The Marlins recorded their 14th comeback win and seventh walk-off and it was all thanks to what Lucas called the "goon squad," otherwise known as the Marlins' bench.
"They don't get a lot of at-bats but they play a huge role," manager Mike Redmond said. "You saw that tonight."
Pinch-hitter Jeff Baker, who was batting at a .198 clip off the bench before Tuesday, led off the inning with a single off Phillies reliever Justin De Fratus. Baker advanced to second on Christian Yelich's sacrifice bunt.
With Giancarlo Stanton on deck, De Fratus tried to go after Lucas but got himself in a bind with two straight balls. Although he bounced back to a 2-2 count, Lucas figured De Fratus would throw a fastball. And he did, which gave Lucas the chance to hit the pitch over the head of first baseman Ryan Howard and down the right-field line, leaving Marlon Byrd unable to make a play and Baker able to score the winning run.
"I faced De Fratus a couple times and he has a good slider -- and I knew that -- but I also knew I had the big guy [Stanton] behind me and he probably didn't want to walk me," Lucas said.
The Marlins have now won each of Henderson Alvarez's last nine starts. That matches the club record set by Chris Hammond in 1993, when the team won all nine of Hammond's starts from May 19 to July 22.
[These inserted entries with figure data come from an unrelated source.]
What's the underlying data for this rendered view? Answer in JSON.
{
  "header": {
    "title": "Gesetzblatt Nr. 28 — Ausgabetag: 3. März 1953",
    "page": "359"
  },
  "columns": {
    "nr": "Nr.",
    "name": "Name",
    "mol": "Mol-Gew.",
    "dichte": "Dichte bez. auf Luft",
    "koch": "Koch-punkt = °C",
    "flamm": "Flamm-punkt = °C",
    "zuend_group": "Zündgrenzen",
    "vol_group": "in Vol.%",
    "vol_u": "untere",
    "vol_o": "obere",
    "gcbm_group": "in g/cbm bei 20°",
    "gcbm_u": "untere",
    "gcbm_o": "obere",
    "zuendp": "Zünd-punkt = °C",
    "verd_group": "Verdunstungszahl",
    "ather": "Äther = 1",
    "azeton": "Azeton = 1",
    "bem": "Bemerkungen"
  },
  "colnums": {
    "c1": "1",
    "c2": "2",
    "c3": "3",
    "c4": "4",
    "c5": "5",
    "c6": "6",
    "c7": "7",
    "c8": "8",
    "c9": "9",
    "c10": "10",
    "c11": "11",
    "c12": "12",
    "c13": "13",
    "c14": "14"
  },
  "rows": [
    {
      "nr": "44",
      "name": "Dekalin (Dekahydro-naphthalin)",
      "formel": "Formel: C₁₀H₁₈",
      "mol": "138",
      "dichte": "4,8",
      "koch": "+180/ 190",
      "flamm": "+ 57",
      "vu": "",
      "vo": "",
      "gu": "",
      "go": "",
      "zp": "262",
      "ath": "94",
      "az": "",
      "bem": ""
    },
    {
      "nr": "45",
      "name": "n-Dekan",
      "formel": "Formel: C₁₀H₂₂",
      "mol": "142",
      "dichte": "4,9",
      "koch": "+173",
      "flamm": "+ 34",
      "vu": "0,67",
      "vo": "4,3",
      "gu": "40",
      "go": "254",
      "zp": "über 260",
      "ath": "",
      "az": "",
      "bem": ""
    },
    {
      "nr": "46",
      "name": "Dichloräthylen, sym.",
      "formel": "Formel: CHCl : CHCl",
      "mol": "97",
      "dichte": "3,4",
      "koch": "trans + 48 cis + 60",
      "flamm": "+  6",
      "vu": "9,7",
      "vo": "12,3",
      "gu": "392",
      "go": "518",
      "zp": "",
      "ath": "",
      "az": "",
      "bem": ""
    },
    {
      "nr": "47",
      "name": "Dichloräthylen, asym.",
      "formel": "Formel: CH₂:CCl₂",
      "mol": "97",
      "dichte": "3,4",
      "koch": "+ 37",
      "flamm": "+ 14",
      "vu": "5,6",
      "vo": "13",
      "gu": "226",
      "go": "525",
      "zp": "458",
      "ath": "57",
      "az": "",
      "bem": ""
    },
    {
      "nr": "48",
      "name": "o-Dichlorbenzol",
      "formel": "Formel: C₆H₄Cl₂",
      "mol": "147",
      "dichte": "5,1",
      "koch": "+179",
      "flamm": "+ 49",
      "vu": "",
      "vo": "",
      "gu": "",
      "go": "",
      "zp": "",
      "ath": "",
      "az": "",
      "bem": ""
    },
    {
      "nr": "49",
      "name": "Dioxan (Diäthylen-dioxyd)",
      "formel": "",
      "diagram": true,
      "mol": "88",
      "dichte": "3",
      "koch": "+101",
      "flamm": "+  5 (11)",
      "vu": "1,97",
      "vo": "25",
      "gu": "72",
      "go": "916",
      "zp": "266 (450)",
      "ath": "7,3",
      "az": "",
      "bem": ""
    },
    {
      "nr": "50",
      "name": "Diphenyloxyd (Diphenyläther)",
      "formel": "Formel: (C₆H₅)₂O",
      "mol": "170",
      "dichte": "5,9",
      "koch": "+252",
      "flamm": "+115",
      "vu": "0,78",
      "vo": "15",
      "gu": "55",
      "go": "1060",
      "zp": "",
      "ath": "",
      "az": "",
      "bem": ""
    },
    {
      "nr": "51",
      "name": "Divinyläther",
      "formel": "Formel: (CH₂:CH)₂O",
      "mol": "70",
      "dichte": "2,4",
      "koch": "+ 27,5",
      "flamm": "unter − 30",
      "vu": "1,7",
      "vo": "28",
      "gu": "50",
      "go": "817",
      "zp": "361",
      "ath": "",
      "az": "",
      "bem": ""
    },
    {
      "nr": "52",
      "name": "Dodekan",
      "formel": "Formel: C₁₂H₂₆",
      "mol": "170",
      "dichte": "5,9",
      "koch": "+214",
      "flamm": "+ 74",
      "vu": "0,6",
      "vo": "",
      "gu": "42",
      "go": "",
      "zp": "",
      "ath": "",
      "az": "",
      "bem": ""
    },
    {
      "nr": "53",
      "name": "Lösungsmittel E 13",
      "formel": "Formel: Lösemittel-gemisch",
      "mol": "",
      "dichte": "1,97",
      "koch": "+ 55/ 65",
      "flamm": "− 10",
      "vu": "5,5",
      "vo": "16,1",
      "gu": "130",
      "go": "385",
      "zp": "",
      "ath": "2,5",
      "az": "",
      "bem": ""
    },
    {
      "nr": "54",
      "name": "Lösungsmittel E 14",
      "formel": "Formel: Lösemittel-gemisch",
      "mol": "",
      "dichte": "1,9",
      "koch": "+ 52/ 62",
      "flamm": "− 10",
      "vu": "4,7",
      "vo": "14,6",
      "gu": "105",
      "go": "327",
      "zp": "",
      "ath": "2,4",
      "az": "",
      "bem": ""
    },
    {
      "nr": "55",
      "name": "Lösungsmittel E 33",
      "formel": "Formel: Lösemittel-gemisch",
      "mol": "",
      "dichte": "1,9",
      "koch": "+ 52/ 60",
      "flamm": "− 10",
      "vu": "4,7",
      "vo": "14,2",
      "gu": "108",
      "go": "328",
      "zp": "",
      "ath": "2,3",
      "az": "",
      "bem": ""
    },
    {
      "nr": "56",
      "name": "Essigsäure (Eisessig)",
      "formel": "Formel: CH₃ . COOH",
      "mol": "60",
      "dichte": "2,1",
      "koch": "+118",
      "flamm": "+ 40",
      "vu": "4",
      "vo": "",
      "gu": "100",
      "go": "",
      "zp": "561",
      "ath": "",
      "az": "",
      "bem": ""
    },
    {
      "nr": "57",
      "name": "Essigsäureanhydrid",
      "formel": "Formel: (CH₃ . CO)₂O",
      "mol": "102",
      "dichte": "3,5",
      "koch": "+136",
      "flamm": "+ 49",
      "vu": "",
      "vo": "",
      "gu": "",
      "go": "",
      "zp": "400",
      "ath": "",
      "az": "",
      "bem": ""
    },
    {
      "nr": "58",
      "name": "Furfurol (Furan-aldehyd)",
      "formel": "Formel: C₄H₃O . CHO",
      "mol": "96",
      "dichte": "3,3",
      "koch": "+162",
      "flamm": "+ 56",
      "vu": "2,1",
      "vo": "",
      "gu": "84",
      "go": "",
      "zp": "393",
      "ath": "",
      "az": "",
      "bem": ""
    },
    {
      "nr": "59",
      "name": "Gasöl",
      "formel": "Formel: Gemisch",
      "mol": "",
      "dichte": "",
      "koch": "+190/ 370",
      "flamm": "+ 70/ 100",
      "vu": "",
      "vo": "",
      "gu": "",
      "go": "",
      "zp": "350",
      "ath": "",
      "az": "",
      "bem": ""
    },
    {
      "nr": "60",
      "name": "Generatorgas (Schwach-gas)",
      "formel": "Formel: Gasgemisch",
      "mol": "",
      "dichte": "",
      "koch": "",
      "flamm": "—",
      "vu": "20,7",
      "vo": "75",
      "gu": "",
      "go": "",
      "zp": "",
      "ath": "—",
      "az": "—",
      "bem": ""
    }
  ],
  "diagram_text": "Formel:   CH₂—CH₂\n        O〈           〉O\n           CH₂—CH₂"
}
But it wasn't all good for the Marlins.
A pair of two-out, solo homers off reliever Kevin Gregg in the eighth inning, when the Marlins were up 4-2, were enough to undo the work Stanton and Alvarez had done to keep the Marlins from extending their losing streak to five games.
While Alvarez gave up just two runs in seven innings, Stanton had a 2-for-3 night that included two walks (one intentional), a strikeout and his 61st RBI of the season. That gave him his league-leading 30th multi-hit game of the year.
If on-field performance is anything to go by, Stanton didn't seem bothered by rumors that he was on the trading block before the game. He drove in the Marlins' go-ahead run in the fifth inning and ended up scoring the team's fourth run of the game on a wild pitch with two outs.
And the threat of him causing more damage was the key to Lucas' heroics in the three-hour, 37-minute contest. Since the Phillies walking Stanton was inevitable, Redmond called for Yelich to bunt and get a runner in scoring position. If Lucas made an out, Stanton would have gone to first, but at least it would have brought up Casey McGehee, who was the last Marlin to hit a walk-off in the 10th inning against the Pirates on June 15.
"It's tough to center it all around what [the pitcher is] going to do to [Stanton] because they're going to pitch around him every single time," Redmond said. "I figured we get [Baker] down there, we get two shots to get it done. If Eddy doesn't get it done they walk Stanton and we got Casey up there [with runners on] first and second. I still felt good about that situation."
It didn't seem like July was going to get off to to a good start, as the Marlins made a mental error that allowed a run to score in the first inning. Yelich and Marcell Ozuna were both converging on a routine fly-out to right-center field. As Yelich dove to get the ball, Ozuna slowed down, which allowed the ball to roll past him when Yelich was unable to capture it. Jimmy Rollins reached second on the double and ended up scoring the Phillies' first run on a Chase Utley single.
As a result, Alvarez had to throw 22 pitches to get through the inning.
But the right-hander, who has become the Marlins' ace in the absence of Jose Fernandez, managed to extend two different streaks on Tuesday. Despite getting into some jams and throwing 97 pitches in his no-decision, he allowed two runs or fewer for the eight straight game.
And he hasn't given up a homer in nine straight starts (61 innings).
"He's really come back this season and kept throwing the way he had last year," Lucas said. "Especially with us losing Jose, he's really picked us up in [his] absence and been our ace. He doesn't go out there and strike out a million guys, but he has that nasty two-seamer and gets groundballs and keeps the infielders involved. He's been outstanding for us."